The doctors were allowed to finish the operation before they were arrested, alongwith their assistants and the Omanis in a raid that took place on April 30. Authorities concerned hopethe raid will prove a turning point in their battle against organ trafficking. Pakistan has long been an international hub for illegal kidney trade, but medical experts and authorities concerned complain that they have been unable to act against the practice, frustrated by ineffective enforcement policies and what they perceive is a lack of political will.
Organ donation is legal in the country, so long as it is voluntary and undertaken without duress or exchange of money. Clerics in Pakistan have ruled the practice Islamic, but a lack of awareness and the pervasive belief that it is taboo for Muslims meansthat there remains a shortage of those willing to donate.
The limited supply, observers say, sees Pakistan’s wealthy routinely exploit its millions of poor with help of an organ trade mafia. Kidneys can be bought so cheaply that overseas buyers are also tapped in, largely from the Gulf region, African countries and the UK. In many countries, such trafficking is confined to the shadows, but in Pakistan – it is brazen.
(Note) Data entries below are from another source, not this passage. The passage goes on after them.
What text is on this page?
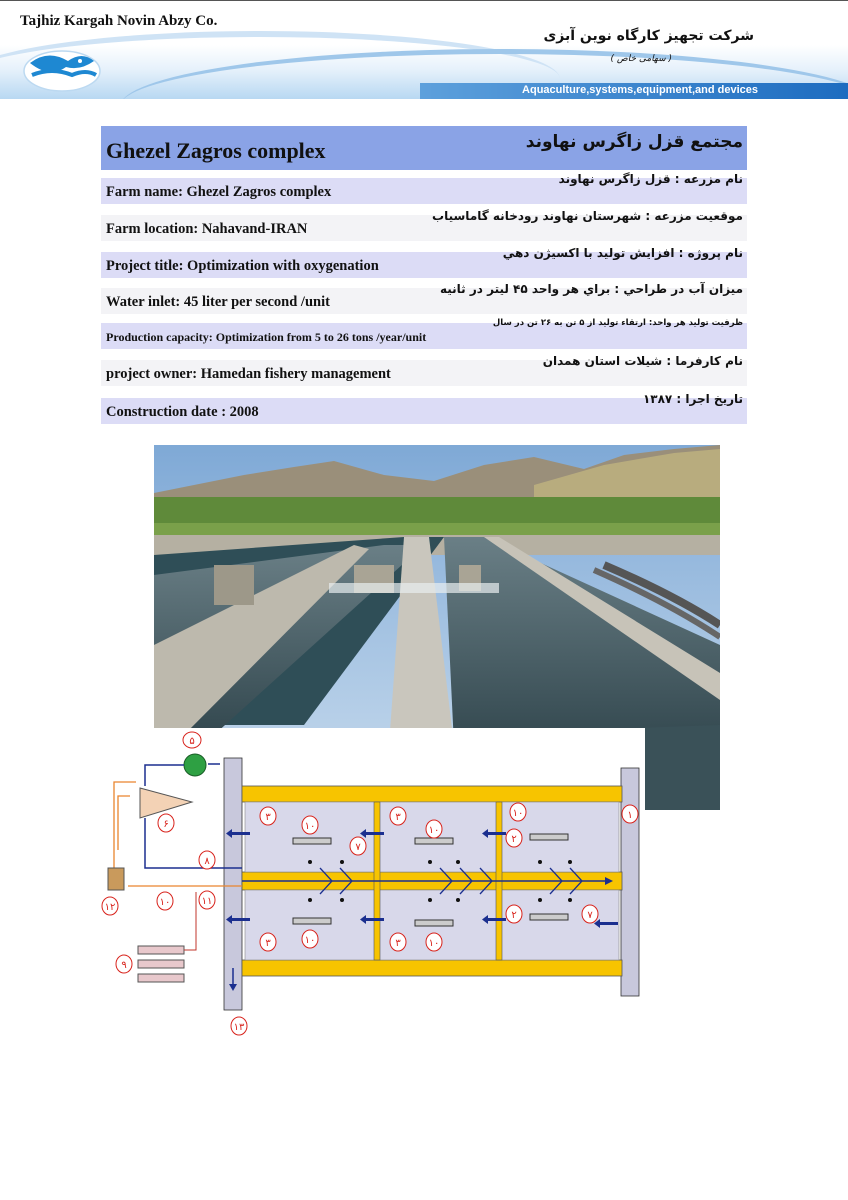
Aquaculture,systems,equipment,and devices
Tajhiz Kargah Novin Abzy Co.
شرکت تجهیز کارگاه نوین آبزی
( سهامی خاص )
Ghezel Zagros complex	مجتمع قزل زاگرس نهاوند
Farm name: Ghezel Zagros complex
نام مزرعه : قزل زاگرس نهاوند
Farm location: Nahavand-IRAN
موقعیت مزرعه : شهرستان نهاوند رودخانه گاماسیاب
Project title: Optimization with oxygenation
نام پروژه : افزایش تولید با اکسیژن دهي
Water inlet: 45 liter per second /unit
میزان آب در طراحي : براي هر واحد ۴۵ لیتر در ثانیه
Production capacity: Optimization from 5 to 26 tons /year/unit
ظرفیت تولید هر واحد: ارتقاء تولید از ۵ تن به ۲۶ تن در سال
project owner: Hamedan fishery management
نام کارفرما : شیلات استان همدان
Construction date : 2008
تاریخ اجرا : ۱۳۸۷
۵
۶
۸
۱۰	۱۱
۱۲
۹
۱۳
۳
۳
۱۰
۱۰
۷
۳
۳
۱۰
۱۰
۲
۲
۱۰
۷
۱
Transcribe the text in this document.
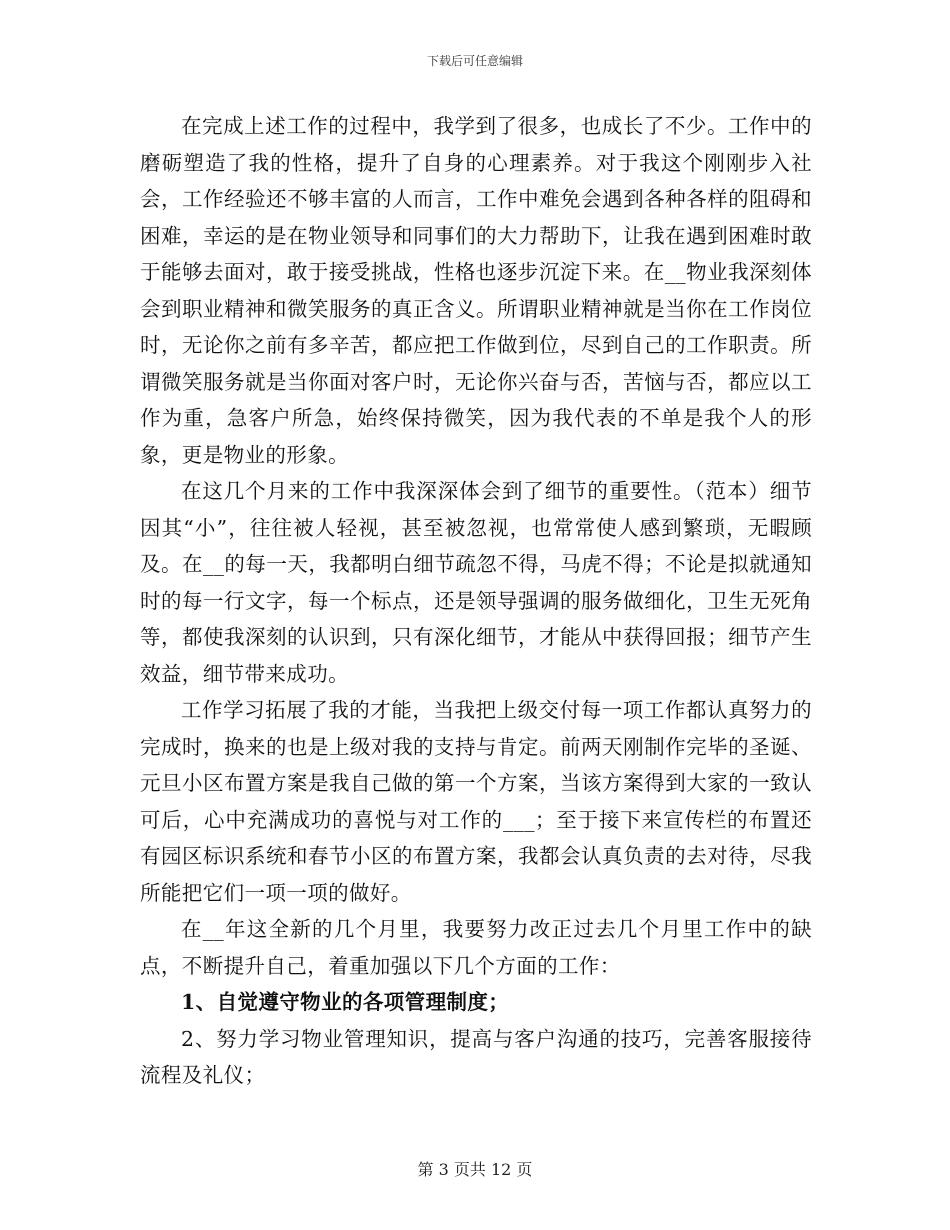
下载后可任意编辑

在完成上述工作的过程中，我学到了很多，也成长了不少。工作中的磨砺塑造了我的性格，提升了自身的心理素养。对于我这个刚刚步入社会，工作经验还不够丰富的人而言，工作中难免会遇到各种各样的阻碍和困难，幸运的是在物业领导和同事们的大力帮助下，让我在遇到困难时敢于能够去面对，敢于接受挑战，性格也逐步沉淀下来。在__物业我深刻体会到职业精神和微笑服务的真正含义。所谓职业精神就是当你在工作岗位时，无论你之前有多辛苦，都应把工作做到位，尽到自己的工作职责。所谓微笑服务就是当你面对客户时，无论你兴奋与否，苦恼与否，都应以工作为重，急客户所急，始终保持微笑，因为我代表的不单是我个人的形象，更是物业的形象。

在这几个月来的工作中我深深体会到了细节的重要性。（范本）细节因其“小”，往往被人轻视，甚至被忽视，也常常使人感到繁琐，无暇顾及。在__的每一天，我都明白细节疏忽不得，马虎不得；不论是拟就通知时的每一行文字，每一个标点，还是领导强调的服务做细化，卫生无死角等，都使我深刻的认识到，只有深化细节，才能从中获得回报；细节产生效益，细节带来成功。

工作学习拓展了我的才能，当我把上级交付每一项工作都认真努力的完成时，换来的也是上级对我的支持与肯定。前两天刚制作完毕的圣诞、元旦小区布置方案是我自己做的第一个方案，当该方案得到大家的一致认可后，心中充满成功的喜悦与对工作的___；至于接下来宣传栏的布置还有园区标识系统和春节小区的布置方案，我都会认真负责的去对待，尽我所能把它们一项一项的做好。

在__年这全新的几个月里，我要努力改正过去几个月里工作中的缺点，不断提升自己，着重加强以下几个方面的工作：

1、自觉遵守物业的各项管理制度；

2、努力学习物业管理知识，提高与客户沟通的技巧，完善客服接待流程及礼仪；

第 3 页共 12 页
Within minutes of an AFP reporter entering the lobby of an upmarket general hospital in Islamabad, the staff had helped him find a so-called ‘agent’ who offered to get a donor and facilitate government approval for a kidney transplant – all for a tidy $23,000.
The government’s Human Organs Transplant Authority (HOTA) says it is toothless. If a donor claims they give their consent, “there is nothing else we can do,” says DrSuleman Ahmed, a HOTA monitoring officer. But the April raid in Lahore was the beginning of a new clampdown, suggests Jamil Ahmad Khan Mayo, a deputy director of the Federal Investigation Agency (FIA).
Until March this year, enforcement of current laws on organ trafficking was in the hands of provincial authorities. Since then, the FIA has been mandated to undertake the task.
In the Lahore incident, all 16 arrested remain behind bars as investigation continues. They face up to a decade in prison.
“By this raid, we have sent a strong message abroad that Pakistan is no longer a safe haven for (illegal) kidney transplantation,” Ahmad says. Experts suggest there is a need to tackle the root causes of the rampant underground industry. “This illegal trade benefits the rich and elites of the country,” says Mumtaz Ahmed, head of nephrology at the government-run Benazir Bhutto hospital in Rawalpindi.
Published in Daily Times, June 29th, 2017.